For books to sell well we need a market. The market demands the kind of books to be printed and sold, and, sometimes books are promoted in such a way that they create their market.
Let’s take an example. I’m a big fan of Harry Potter myself. But Potter’s popularity surprises me. Why not Bartimaeus (of Jonathan Stroud’s Bartimaeus trilogy) is as popular as Potter? Or Robert Jordan books (of The Wheel of Time series fame)? Rowling was at the right place at the right time.
For reasons good or bad, Potter kept making news (the latest being Lord Voldemort is Britain’s most-loved villain), and that saw a rise in the sale. Poor Robert Jordan!
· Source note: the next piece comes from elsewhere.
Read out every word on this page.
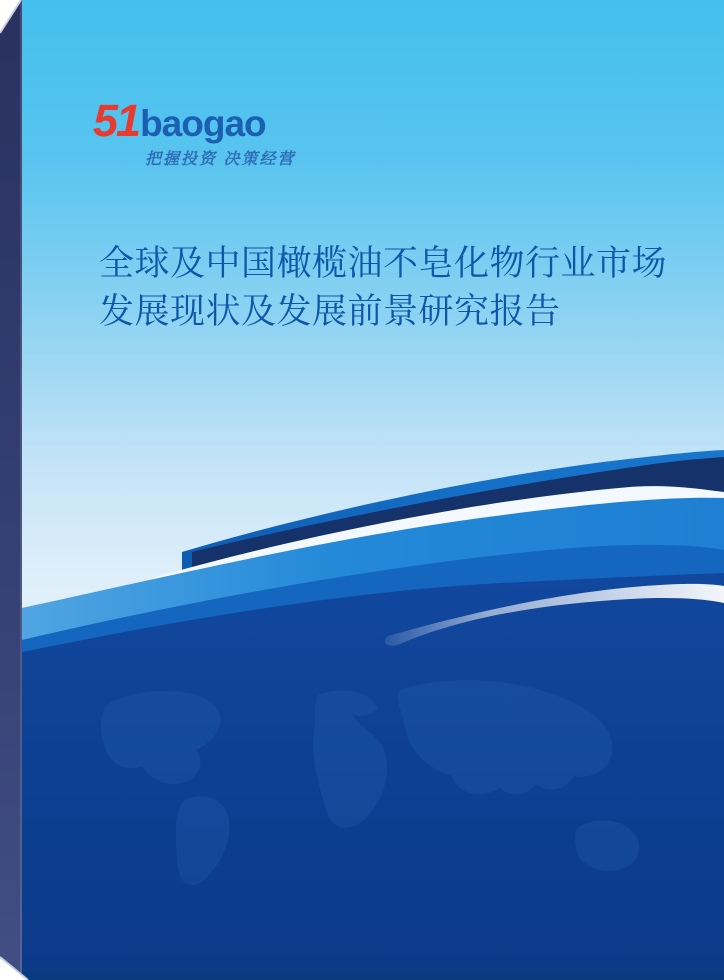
51 baogao
把握投资 决策经营
全球及中国橄榄油不皂化物行业市场
发展现状及发展前景研究报告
Another person who was at the right place at the right time was Arundhati Roy. At the time when the West was all eager to read about India, she gave the readers an exotic India complete with family feuds and sexual fantasies. The book won the Booker Prize and, The God of Small Things was a bestseller.
One writer, one book bestsellers are not rare. Two names that come to mind immediately are Margaret Mitchell (Gone with the Wind) and Harper Lee (To Kill a Mockingbird).
But there’s no foolproof theory of a bestseller. There are few some time-tested clues, however. Here’s some.
Create controversy. Ask Salman Rushdie how? Midnight’s Children was a masterpiece, but Rushdie was far from a bestseller till Satanic Verses happened. Overnight, Rushdie was selling like hotcakes. Or, probably write something completely outrageous, like Dan Brown’s The Da Vinci Code.
Write pop-spirituality. Sometimes back Paulo Coelho’s The Alchemist was a rage. Why? Oh, the book can change your life. Really! Go, check it out yourself. Read the book. Make Coelho a rich man.
Teach how to win friends. Dale Carnegie is an eponymous bestseller. Stephen Covey is another (The 7 Habits of Highly Effective People). Covey’s strategy is surely effective. The recent star is Robin Sharma (The Monk Who Sold His Ferrari) who teaches you the tricks of buying a Ferrari before you turn into a monk and sold it. (Oh, I forgot to mention our very own Deepak Chopra, Dr Atkins diet tips and Sanjeev Kapoor’s Khana Khazana).
Tell stories of rich and powerful, which an average reader can only dream about but never experience. And tell the story in such a way that demands minimum use of the brain.
Finally, sex sells. From Nancy Friday to Shobha De to Tarun Tejpal (Alchemy of Love) will agree with you. Even someone like Upamanyu Chaterjee had to resort to sex to sell his book Weight Loss.
But the best solution is to get an obscene sum of advance for your book. Indian authors seem to be very good at that. Vikram Seth received 1.3 million pounds for Two Lives. Now, the news of big advance is Vikram Chandra who reportedly received 1 million pound for his latest tome Sacred Games. What made the publishers pay such a big sum? Please read the book.
But there are some oddball bestsellers too. Ayn Rand is one of them. She is too philosophical to be sold on pavements. But you can pick her books from any pavement. And who’s interested in a heavy-duty science book like Stephen Hawking’s A Brief History of Time. It seems people are.
Another story. J D Salinger’s The Catcher in the Rye (1951) was not doing very well until the day John Lennon was shot dead on December 8, 1980. It was reported that the deranged killer was carrying a copy of Salinger’s book. Soon a public euphoria began to know what was there in Salinger and the book was a bestseller.